“The Royals: Masters of War” #1 snuck up on me, hitting the new comics rack with a story from Rob Williams and art from Simon Coleby. I’m not sure how I missed it, but I sure am glad I found it at the shop this week. Opening high above Berlin in 1945, the creators of this comic throw the readers out the plane with Prince Henry, right into the middle of a nearly tangible firefight. The opening scene could easily translate to a pre-credits scene for a big budget, louder than life film, but quite honestly, Coleby, with colorist J.D. Mettler, delivers an astonishing scene packed with detail and exploding with action.

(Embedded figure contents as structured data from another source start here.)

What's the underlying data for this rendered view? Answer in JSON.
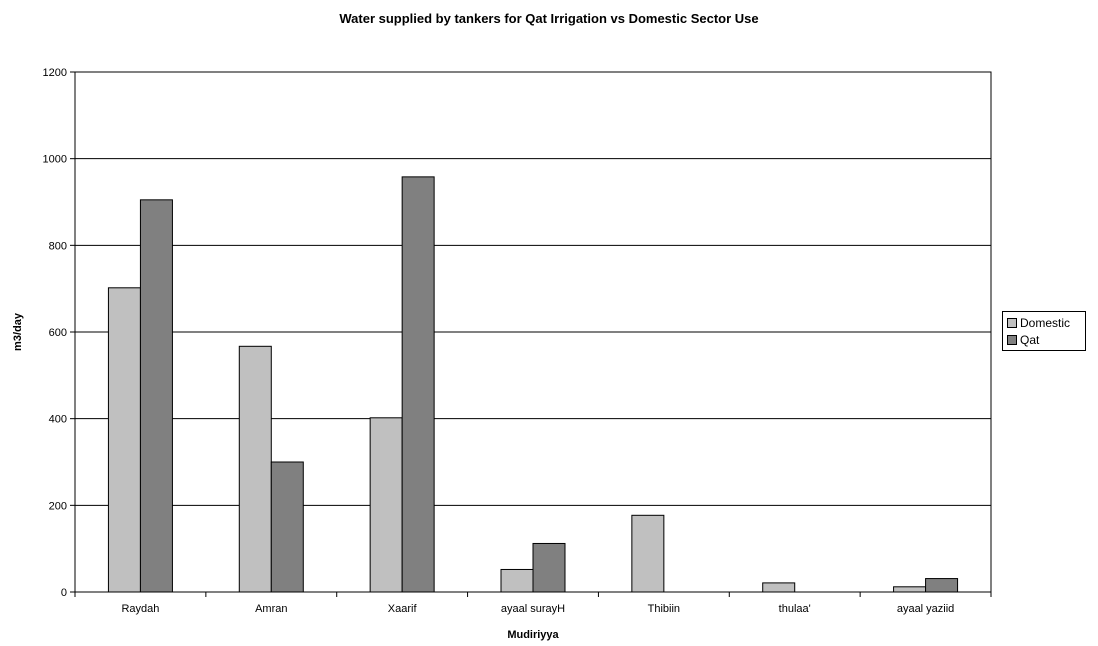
{
  "chart_data": {
    "type": "bar",
    "title": "Water supplied by tankers for Qat Irrigation vs Domestic Sector Use",
    "xlabel": "Mudiriyya",
    "ylabel": "m3/day",
    "ylim": [
      0,
      1200
    ],
    "yticks": [
      0,
      200,
      400,
      600,
      800,
      1000,
      1200
    ],
    "grid": true,
    "legend_position": "right",
    "categories": [
      "Raydah",
      "Amran",
      "Xaarif",
      "ayaal surayH",
      "Thibiin",
      "thulaa'",
      "ayaal yaziid"
    ],
    "series": [
      {
        "name": "Domestic",
        "color": "#c0c0c0",
        "values": [
          702,
          567,
          402,
          52,
          177,
          21,
          12
        ]
      },
      {
        "name": "Qat",
        "color": "#808080",
        "values": [
          905,
          300,
          958,
          112,
          0,
          0,
          31
        ]
      }
    ]
  }
}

The notion fueling this comic is that royalty — of every country — possesses super powers. In a sense, the rulers of nations serve as their own deterrents, keeping one another in check simply by the sheer threat of war. Under that premise, Williams doesn’t try to make the characters likeable, he just pours the characters over the readers, drenching readers in plot, subplot and family structure. By the time Williams switches scenes after the first seven pages, it is quite clear who’s good, who’s bad (not clear in personal identity, but clear in conflict) and what’s going on. This story is set in the heart of World War II. The primary players represent England and Germany. People are going to die and have been dying long before page one of “The Royals: Masters of War” #1. Williams tells the story, sweeping readers up, but he doesn’t overwhelm. The cast is fairly limited: the House of Windsor, the Royalty of England, some of whom are super-powered, but their patriarch, Albert, is not. Albert’s lack of super powers has not compromised his political power and his will is instilled over his family, keeping their powers in check, for the most part. Albert’s family includes Henry, Rose and Arthur. Arthur is an aimless partier while Rose and Henry are trying to find their place in life.

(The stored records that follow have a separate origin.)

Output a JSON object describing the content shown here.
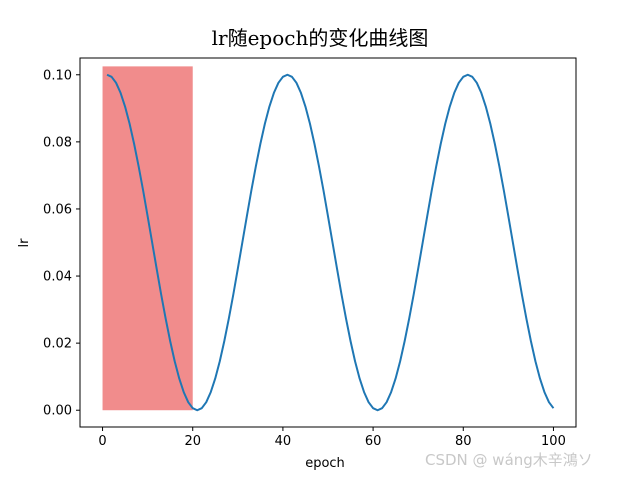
{
  "chart_data": {
    "type": "line",
    "title": "lr随epoch的变化曲线图",
    "xlabel": "epoch",
    "ylabel": "lr",
    "xlim": [
      -5,
      105
    ],
    "ylim": [
      -0.005,
      0.105
    ],
    "xticks": [
      0,
      20,
      40,
      60,
      80,
      100
    ],
    "yticks": [
      0.0,
      0.02,
      0.04,
      0.06,
      0.08,
      0.1
    ],
    "xtick_labels": [
      "0",
      "20",
      "40",
      "60",
      "80",
      "100"
    ],
    "ytick_labels": [
      "0.00",
      "0.02",
      "0.04",
      "0.06",
      "0.08",
      "0.10"
    ],
    "grid": false,
    "series": [
      {
        "color": "#1f77b4",
        "x": [
          1,
          2,
          3,
          4,
          5,
          6,
          7,
          8,
          9,
          10,
          11,
          12,
          13,
          14,
          15,
          16,
          17,
          18,
          19,
          20,
          21,
          22,
          23,
          24,
          25,
          26,
          27,
          28,
          29,
          30,
          31,
          32,
          33,
          34,
          35,
          36,
          37,
          38,
          39,
          40,
          41,
          42,
          43,
          44,
          45,
          46,
          47,
          48,
          49,
          50,
          51,
          52,
          53,
          54,
          55,
          56,
          57,
          58,
          59,
          60,
          61,
          62,
          63,
          64,
          65,
          66,
          67,
          68,
          69,
          70,
          71,
          72,
          73,
          74,
          75,
          76,
          77,
          78,
          79,
          80,
          81,
          82,
          83,
          84,
          85,
          86,
          87,
          88,
          89,
          90,
          91,
          92,
          93,
          94,
          95,
          96,
          97,
          98,
          99,
          100
        ],
        "y": [
          0.1,
          0.0994,
          0.0976,
          0.0946,
          0.0905,
          0.0854,
          0.0794,
          0.0727,
          0.0655,
          0.0578,
          0.05,
          0.0422,
          0.0345,
          0.0273,
          0.0206,
          0.0146,
          0.0095,
          0.0054,
          0.0024,
          0.0006,
          0.0,
          0.0006,
          0.0024,
          0.0054,
          0.0095,
          0.0146,
          0.0206,
          0.0273,
          0.0345,
          0.0422,
          0.05,
          0.0578,
          0.0655,
          0.0727,
          0.0794,
          0.0854,
          0.0905,
          0.0946,
          0.0976,
          0.0994,
          0.1,
          0.0994,
          0.0976,
          0.0946,
          0.0905,
          0.0854,
          0.0794,
          0.0727,
          0.0655,
          0.0578,
          0.05,
          0.0422,
          0.0345,
          0.0273,
          0.0206,
          0.0146,
          0.0095,
          0.0054,
          0.0024,
          0.0006,
          0.0,
          0.0006,
          0.0024,
          0.0054,
          0.0095,
          0.0146,
          0.0206,
          0.0273,
          0.0345,
          0.0422,
          0.05,
          0.0578,
          0.0655,
          0.0727,
          0.0794,
          0.0854,
          0.0905,
          0.0946,
          0.0976,
          0.0994,
          0.1,
          0.0994,
          0.0976,
          0.0946,
          0.0905,
          0.0854,
          0.0794,
          0.0727,
          0.0655,
          0.0578,
          0.05,
          0.0422,
          0.0345,
          0.0273,
          0.0206,
          0.0146,
          0.0095,
          0.0054,
          0.0024,
          0.0006
        ]
      }
    ],
    "highlight_region": {
      "x_range": [
        0,
        20
      ],
      "y_range": [
        0.0,
        0.1025
      ],
      "color": "#f08080",
      "alpha": 0.9
    }
  },
  "watermark": {
    "text": "CSDN @ wáng木辛鴻ソ"
  }
}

Coleby’s visual collaboration with Mettler melts together spectacularly, each bringing out the best in the other with a rough undercurrent of debris floating through the pages. Clearly working from Coleby’s pencils, the colors are worn and reserved, at times appearing faded, while other points simply seeming dirty and covered in the spoils of the battles being depicted on the pages of “The Royals” Masters of War” #1. Coleby’s character designs are noble and strong, naturally aided by the uniforms of the royals. The artist packs the pages with details: skeletons of the fallen, shorn metal wreckage that once bore the threat of doom, and the vehicles themselves. The opening scene of the Avro Lancasters (please feel free to correct me on that one, I’m more familiar with jets than props) is dazzling in detail. Henry leaps from the centermost plane, but Coleby has constructed the page to guide the reader throughout the spread, filling the pages with explosions, propellers and mechanical specs on each of the planes. The detail sweeps throughout the issue, providing ample opportunity for readers to pause, study and absorb.

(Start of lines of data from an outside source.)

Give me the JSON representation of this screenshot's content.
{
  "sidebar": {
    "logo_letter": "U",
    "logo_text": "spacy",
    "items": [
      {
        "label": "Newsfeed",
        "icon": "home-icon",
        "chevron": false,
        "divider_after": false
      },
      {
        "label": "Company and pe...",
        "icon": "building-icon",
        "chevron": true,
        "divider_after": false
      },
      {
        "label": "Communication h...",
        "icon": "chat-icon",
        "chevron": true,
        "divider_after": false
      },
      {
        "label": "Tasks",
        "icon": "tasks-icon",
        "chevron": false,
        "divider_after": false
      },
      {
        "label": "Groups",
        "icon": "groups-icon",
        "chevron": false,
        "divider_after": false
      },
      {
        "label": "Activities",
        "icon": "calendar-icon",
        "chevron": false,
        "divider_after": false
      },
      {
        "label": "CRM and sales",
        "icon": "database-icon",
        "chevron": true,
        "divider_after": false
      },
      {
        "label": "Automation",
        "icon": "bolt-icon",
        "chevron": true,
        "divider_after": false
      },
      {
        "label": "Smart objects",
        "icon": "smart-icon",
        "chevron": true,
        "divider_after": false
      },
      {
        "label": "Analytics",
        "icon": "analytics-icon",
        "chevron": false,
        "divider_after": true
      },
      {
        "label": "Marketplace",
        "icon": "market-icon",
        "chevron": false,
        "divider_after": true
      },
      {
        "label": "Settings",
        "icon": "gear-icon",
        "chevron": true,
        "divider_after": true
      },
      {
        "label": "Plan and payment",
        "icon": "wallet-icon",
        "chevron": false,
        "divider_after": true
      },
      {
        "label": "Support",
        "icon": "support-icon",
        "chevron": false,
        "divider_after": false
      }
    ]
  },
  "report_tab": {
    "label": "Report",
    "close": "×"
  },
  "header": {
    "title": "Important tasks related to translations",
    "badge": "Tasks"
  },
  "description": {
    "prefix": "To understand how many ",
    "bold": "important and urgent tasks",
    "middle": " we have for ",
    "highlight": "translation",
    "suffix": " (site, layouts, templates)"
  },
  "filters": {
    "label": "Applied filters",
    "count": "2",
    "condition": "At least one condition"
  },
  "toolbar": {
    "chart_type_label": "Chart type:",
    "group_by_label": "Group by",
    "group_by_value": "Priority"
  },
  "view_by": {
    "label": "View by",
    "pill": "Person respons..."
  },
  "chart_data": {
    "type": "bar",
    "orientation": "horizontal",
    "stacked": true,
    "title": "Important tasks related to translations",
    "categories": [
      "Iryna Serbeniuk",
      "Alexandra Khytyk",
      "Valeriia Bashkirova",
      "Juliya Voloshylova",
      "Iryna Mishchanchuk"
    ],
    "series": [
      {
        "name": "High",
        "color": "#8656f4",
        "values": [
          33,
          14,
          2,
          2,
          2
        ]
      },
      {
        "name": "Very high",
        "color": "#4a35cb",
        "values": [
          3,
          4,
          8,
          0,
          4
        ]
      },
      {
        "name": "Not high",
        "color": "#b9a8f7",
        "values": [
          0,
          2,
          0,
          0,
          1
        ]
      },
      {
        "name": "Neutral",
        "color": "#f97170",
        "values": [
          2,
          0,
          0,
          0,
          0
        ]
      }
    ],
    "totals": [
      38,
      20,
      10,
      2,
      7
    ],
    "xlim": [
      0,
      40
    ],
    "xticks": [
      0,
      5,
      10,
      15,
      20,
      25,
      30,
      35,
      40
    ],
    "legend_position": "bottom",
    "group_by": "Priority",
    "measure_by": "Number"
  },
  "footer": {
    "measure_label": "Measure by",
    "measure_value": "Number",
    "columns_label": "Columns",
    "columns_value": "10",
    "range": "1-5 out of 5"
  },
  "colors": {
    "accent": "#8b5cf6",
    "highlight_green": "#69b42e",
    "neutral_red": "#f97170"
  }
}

Equal parts Elseworlds, standard-issue Vertigo fare and war comic, “The Royals: Masters of War” #1 is a fresh, unexpected tale filled with familiar notions. Readers the world over are familiar with the concept of royalty perching above the masses, here that perch is fueled by super powers. This is a very sound story on a solid concept with no shortage of action and intrigue. This is a fine addition to Vertigo’s modern library.